Davalının —- —-faturayı iptal ettiklerine;—— faturaların mükerrer olduğu; yine ———- faturanın mükerrer olduğuna dair ; bu hususlarda taraflar arasında mutabakat olduğuna dair itirazı üzerinde durulmuş; davalıya bu beyanlarına ilişkin varsa mutabakatların sunulması için süre verilmiştir. Davalı tarafça, —- tarihinde yapılan mail yazışması sunulmuştur. —- faturanın davacı tarafça iade edildiğini gösteren hiç bir belge yoktur. Yine ——sıralardaki faturaların mükerrer olduğuna dair bir mutabakat da sunulmamıştır. Davacı çalışanı olduğu anlaşılan ——- tarihli mailinde,—— ödeme yapılmasının beklendiği yazılıdır. Ne var ki icra takibi —- tarihinde başlatılmış, bu mail yazışması takipten sonra yapılmıştır. Takipten sonra ödeme yapılıp yapılmadığı açık değildir.
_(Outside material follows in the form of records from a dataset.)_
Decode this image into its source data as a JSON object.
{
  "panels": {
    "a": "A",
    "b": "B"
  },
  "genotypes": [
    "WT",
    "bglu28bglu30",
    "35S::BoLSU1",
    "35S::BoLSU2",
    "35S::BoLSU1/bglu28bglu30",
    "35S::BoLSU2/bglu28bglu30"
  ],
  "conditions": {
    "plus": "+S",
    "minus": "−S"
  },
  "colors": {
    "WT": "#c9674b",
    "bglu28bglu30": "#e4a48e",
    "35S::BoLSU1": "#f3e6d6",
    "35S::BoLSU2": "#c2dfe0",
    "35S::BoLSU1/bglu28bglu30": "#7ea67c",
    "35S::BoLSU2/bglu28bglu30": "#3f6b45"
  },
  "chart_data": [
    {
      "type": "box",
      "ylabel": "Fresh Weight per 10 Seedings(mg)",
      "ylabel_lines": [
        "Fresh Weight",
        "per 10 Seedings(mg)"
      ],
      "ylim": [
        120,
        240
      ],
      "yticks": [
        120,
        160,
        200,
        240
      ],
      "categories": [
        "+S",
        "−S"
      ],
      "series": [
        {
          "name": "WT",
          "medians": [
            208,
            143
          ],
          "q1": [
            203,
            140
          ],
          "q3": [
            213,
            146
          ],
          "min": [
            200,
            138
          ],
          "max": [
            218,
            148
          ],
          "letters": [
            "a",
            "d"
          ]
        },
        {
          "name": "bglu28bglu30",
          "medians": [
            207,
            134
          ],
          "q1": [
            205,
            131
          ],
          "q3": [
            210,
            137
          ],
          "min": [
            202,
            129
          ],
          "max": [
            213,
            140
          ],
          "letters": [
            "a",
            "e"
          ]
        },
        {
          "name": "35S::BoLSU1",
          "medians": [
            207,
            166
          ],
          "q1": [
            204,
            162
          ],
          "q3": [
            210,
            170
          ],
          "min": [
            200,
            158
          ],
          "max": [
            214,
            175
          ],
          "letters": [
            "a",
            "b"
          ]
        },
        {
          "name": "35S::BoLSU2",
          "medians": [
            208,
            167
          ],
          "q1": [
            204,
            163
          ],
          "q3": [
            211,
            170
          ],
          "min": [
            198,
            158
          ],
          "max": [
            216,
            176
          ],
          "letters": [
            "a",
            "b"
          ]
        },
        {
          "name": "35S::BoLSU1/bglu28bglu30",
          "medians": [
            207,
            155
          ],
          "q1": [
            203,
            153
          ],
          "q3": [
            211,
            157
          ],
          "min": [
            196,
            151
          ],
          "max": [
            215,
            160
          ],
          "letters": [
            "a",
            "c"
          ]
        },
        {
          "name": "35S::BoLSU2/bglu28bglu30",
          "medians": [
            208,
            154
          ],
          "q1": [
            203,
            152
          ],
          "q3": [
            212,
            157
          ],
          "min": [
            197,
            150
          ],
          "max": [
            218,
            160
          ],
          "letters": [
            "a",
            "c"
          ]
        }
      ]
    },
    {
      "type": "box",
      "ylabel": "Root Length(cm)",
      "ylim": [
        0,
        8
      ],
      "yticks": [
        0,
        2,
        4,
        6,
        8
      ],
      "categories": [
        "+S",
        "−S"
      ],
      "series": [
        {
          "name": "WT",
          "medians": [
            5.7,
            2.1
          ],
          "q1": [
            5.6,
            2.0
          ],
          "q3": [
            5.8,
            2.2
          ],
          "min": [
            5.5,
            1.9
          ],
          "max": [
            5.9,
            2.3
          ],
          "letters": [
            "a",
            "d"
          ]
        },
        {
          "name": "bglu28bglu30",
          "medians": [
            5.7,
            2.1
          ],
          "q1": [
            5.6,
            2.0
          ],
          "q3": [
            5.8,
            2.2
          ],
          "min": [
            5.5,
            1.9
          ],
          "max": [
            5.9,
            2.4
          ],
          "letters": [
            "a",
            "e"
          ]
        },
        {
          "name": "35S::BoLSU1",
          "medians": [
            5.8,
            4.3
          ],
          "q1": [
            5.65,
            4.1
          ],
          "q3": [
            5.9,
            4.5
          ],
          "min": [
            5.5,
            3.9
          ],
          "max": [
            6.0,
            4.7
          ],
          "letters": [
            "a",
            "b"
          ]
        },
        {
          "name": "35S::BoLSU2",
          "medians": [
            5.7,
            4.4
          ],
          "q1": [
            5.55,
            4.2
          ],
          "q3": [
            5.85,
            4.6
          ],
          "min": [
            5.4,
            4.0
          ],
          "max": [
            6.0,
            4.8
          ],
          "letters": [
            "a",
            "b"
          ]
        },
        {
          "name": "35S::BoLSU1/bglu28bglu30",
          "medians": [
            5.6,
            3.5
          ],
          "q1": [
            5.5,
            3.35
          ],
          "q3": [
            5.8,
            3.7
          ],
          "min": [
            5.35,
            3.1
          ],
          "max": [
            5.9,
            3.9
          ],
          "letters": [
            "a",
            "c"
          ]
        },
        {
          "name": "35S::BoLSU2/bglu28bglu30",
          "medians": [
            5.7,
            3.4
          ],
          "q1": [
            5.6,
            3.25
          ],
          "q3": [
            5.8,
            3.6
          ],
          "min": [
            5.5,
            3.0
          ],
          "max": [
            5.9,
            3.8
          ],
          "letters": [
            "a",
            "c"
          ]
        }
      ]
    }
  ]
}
Sadece bu maile göre davacının alacağının ——- olduğunu kabul etmek mümkün olamayacağından,— formalarında bildirilen faturalar kadar davalının ödeme yaptığını ispatlaması gerektiği ancak bir ödeme belgesinin de sunulmadığı nazara alınarak kalan —- fatura yönünden davanın kabulüne karar vermek gerekmiştir.
— faturadan, – tanesi yönünden davacının alacaklı olduğu kabul edilmiş, —- sırada yer alan faturalar nedeniyle alacaklı olduğu kabul edilmemiştir. Kısaca dava itirazları bakımından da bunların üzerinde durmak gerekir. Her ne kadar son alınan bilirkişi raporunda, bilirkişi, — sırada yer alan — sırada yer alan —— formlarında davalı tarafından vergi dairesine bildirilmemiş faturalarla ilgili olarak kök raporundaki tespitlerden sonra davalının — faturaya ilişkin kök rapor tespitlerine itiraz etmediği, sadece — faturaya itiraz ettiği bu nedenle davacının —— faturadan dolayı da alacaklı olduğu görüşü bildirilmişse de; mahkememizce buna itibar edilmemiştir. Uzun yıllara yayılan cari ilişkide tarafların sağlıklı bir şekilde hesap mutabakatı yapmadığı, aralarında avans ödemelerinin olduğu, bir faturanın bir başka borca sayılması gibi muhasebe standartları dışında kayıtlar tutulduğu, davalının kök rapora itiraz ederken “belirtilen tutar kadar borçlu değilim” itirazının yeterli olduğu, sırf rapora beyan dilekçesinde tek tek her bir fatura için ayrıca itiraz etmemesi nedeniyle borcu kabul etmiş sayılamayacağı düşünülerek hüküm oluşturulmuştur.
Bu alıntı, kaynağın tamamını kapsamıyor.